Energy 11 LP plans to offer 95 million common units for $20 each and 5.26 million units for $19, according to a prospectus the newly formed Fort Worth, Texas-based partnership filed today. The units will not trade on any public exchange. A subsidiary of McClendon’s American Energy Partners LP will manage all aspects of Energy 11’s business, the filing said.
With help from private equity funds and bond investors willing to buy debt that’s seven levels below investment grade, McClendon is building an empire following the same playbook he used to turn Chesapeake into a drilling powerhouse. A $1.6 billion debt offering this week made American Energy the most highly leveraged exploration company, with a debt load about 10 times earnings before interest, taxes, depreciation and amortization, a person familiar with the matter said today.

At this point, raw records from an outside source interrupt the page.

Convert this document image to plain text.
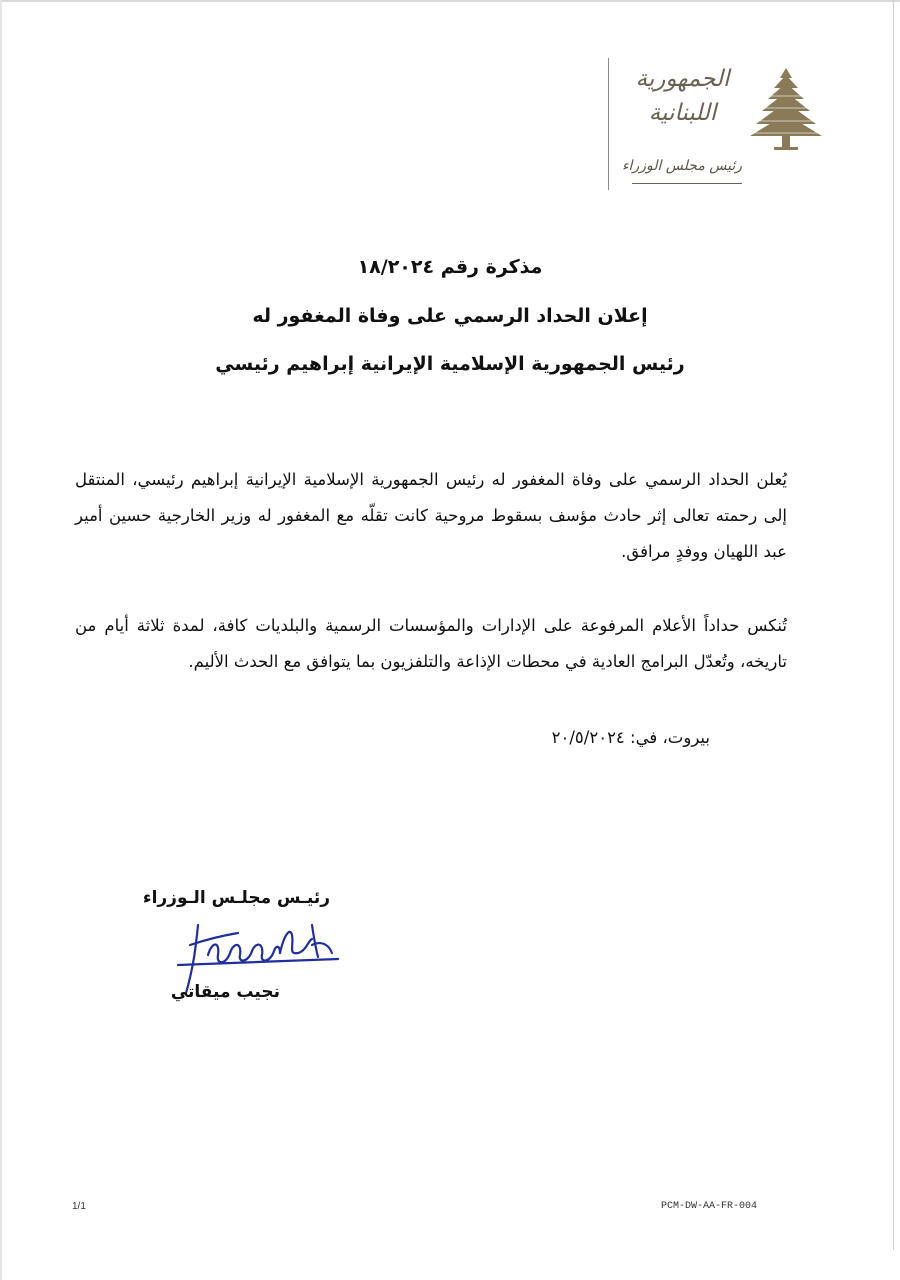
الجمهورية
اللبنانية
رئيس مجلس الوزراء
مذكرة رقم ١٨/٢٠٢٤
إعلان الحداد الرسمي على وفاة المغفور له
رئيس الجمهورية الإسلامية الإيرانية إبراهيم رئيسي
يُعلن الحداد الرسمي على وفاة المغفور له رئيس الجمهورية الإسلامية الإيرانية إبراهيم رئيسي، المنتقل إلى رحمته تعالى إثر حادث مؤسف بسقوط مروحية كانت تقلّه مع المغفور له وزير الخارجية حسين أمير عبد اللهيان ووفدٍ مرافق.
تُنكس حداداً الأعلام المرفوعة على الإدارات والمؤسسات الرسمية والبلديات كافة، لمدة ثلاثة أيام من تاريخه، وتُعدّل البرامج العادية في محطات الإذاعة والتلفزيون بما يتوافق مع الحدث الأليم.
بيروت، في: ٢٠/٥/٢٠٢٤
رئيـس مجلـس الـوزراء
نجيب ميقاتي
1/1	PCM-DW-AA-FR-004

McClendon’s new venture calls on the talents of some of his former colleagues at Chesapeake. Clifford Merritt, a former land manager for the company, and Anthony “Chip” Keating, who worked in real estate development for Chesapeake and is the son of a former Oklahoma governor, are two of the four top leaders of Energy 11’s general partner.
Energy 11 plans to acquire interests in U.S. oil and natural gas fields, including potentially in West Texas, Oklahoma, Pennsylvania and West Virginia, according to the filing. The entity is a so-called blind pool investment, a speculative vehicle with no assets or profits that gives investors a chance to help bankroll oil and gas wells.
The offering will terminate when all the units are sold or on Sept. 30, 2016, whichever comes first. This is the second blind pool McClendon has been associated with since he was ousted from Chesapeake amid a shareholder revolt; American Energy Capital Partners LP announced plans to raise $2 billion in December.
Energy 11’s filing allows for many of the same conflicts that brought scrutiny to Chesapeake in McClendon’s tenure, including wide latitude for competition or acquisitions among subsidiaries or affiliated companies.
American Energy plans to use the debt it raised this week, in addition to $1.15 billion of equity from management and two partner firms, to pay for the acquisition of about 63,000 acres of leasehold in the Permian Basin from closely held Enduring Resources LLC.
Moody’s Investors Service ranked the notes Caa1, a level denoting “very high credit risk.” Standard & Poor’s rated the securities an equivalent CCC+, seven levels below investment grade.